Public school’s have explored every shortcut possible in recent years to raise at least some of their employees’ salaries to national standards. “Not even discriminating against female teachers would give male teachers enough of a boost,” concluded the National Education Association after lowering female teacher’s salaries to 50 cents to the dollar and finding that the male teacher’s salaries were still $25,000 dollars per year short of the national average.
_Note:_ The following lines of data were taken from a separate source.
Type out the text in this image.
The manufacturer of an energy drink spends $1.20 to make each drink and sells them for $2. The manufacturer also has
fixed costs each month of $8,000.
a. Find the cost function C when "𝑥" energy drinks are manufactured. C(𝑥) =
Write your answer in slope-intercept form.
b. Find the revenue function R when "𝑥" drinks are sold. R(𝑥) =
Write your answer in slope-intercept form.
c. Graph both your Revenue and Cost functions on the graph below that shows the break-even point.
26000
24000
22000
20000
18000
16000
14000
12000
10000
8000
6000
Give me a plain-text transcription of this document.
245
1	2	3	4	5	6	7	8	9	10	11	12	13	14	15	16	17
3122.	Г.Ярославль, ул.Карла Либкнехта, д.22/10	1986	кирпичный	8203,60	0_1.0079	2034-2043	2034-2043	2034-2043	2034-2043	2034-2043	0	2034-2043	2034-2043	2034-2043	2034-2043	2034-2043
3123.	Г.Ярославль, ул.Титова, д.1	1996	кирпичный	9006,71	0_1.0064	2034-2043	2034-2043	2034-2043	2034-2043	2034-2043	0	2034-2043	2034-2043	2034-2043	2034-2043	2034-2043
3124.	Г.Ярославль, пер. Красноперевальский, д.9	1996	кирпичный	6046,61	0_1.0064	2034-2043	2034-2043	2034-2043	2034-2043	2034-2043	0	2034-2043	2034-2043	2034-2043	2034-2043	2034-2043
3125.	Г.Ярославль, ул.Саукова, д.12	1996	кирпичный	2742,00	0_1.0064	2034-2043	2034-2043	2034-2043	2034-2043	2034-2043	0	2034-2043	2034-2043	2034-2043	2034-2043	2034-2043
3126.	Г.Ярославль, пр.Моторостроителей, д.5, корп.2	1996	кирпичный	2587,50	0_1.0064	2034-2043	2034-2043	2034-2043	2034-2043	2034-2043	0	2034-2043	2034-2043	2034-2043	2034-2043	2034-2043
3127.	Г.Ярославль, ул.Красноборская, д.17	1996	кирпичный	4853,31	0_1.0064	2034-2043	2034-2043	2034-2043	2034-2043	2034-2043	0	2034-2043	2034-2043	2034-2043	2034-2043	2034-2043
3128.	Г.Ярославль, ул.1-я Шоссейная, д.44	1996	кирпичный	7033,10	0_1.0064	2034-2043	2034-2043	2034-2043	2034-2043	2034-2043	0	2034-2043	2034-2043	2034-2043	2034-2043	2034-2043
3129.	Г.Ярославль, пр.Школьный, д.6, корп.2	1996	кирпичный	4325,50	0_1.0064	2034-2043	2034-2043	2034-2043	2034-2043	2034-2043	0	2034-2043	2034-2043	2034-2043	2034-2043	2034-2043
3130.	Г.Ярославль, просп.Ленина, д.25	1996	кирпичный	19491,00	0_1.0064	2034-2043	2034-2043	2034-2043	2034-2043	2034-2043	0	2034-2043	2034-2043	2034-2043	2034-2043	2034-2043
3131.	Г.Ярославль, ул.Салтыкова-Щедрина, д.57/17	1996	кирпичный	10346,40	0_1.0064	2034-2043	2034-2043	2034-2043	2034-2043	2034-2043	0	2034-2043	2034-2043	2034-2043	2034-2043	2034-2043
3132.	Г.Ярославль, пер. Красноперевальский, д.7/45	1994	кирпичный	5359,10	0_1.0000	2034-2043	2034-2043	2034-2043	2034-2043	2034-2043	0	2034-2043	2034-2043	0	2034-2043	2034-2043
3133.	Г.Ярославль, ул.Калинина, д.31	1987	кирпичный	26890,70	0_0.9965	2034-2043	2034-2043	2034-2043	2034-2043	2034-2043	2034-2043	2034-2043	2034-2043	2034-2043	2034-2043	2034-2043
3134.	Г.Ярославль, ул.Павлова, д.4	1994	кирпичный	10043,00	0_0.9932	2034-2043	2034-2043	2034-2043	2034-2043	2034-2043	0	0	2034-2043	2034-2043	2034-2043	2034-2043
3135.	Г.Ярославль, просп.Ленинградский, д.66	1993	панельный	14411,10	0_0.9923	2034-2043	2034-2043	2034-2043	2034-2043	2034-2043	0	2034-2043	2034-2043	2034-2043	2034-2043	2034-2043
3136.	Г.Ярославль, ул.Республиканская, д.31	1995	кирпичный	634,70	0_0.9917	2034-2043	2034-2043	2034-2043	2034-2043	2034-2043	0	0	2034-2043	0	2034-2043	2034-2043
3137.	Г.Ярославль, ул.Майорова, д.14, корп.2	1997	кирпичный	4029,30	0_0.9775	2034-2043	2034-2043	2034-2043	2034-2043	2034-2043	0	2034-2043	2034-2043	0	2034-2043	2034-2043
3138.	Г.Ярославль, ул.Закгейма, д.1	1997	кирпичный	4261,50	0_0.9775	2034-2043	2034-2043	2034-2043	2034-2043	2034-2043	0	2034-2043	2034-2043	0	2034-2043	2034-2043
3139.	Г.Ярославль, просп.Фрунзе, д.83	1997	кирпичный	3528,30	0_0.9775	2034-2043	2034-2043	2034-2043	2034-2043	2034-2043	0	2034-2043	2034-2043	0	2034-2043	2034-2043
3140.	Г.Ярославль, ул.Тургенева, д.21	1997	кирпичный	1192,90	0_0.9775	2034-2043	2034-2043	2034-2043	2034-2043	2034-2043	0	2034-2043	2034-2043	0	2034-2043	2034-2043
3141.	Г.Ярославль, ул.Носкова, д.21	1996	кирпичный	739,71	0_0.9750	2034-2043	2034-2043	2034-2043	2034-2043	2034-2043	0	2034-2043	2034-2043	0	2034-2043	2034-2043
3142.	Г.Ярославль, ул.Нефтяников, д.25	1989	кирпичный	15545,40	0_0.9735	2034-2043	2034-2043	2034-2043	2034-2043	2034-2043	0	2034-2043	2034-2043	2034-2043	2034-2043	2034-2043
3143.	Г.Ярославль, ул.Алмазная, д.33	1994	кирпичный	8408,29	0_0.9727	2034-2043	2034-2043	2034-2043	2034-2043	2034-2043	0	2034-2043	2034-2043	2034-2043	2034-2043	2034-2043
Recent salary reports do indicate that teachers in the past decade have done better than teachers at the beginning of the century, when the government first mandated its “negative salary” policy. During this five-year span, teachers would pay the school $1,000 to $1,500  per year in order to be eligible to teach. A century before that, teachers were paid in expired civil war bonds and jugs of milk, which were only pasteurized once every 3 school years. However, teacher’s salaries did not rival those of businessmen or oil-refinery supervisors until the pandemic caused millions of working Americans’ salaries to slide to zero. “Like many great politicians have said,” Radnor Township School District posted, “it was always going to take a pandemic to guarantee fair salaries in our schools.”

Many teachers, skeptical from the last time they were promised better wages only to be paid $100,000 in monopoly money in 2009, point out that their income did not increase, but simply appears larger relative to the decreasing national average. This fact, however, did not stop teachers from partying with the cash brought in on their annual paycheck this June. At the end of year teacher parties on Friday at Philadelphia Public Schools, some faculty even splurged to buy food from Whole Foods. “We’re living it up while we can,” one English teacher commented, “because Trump has already announced his plans to cut teacher’s salaries at the beginning of the next school year.”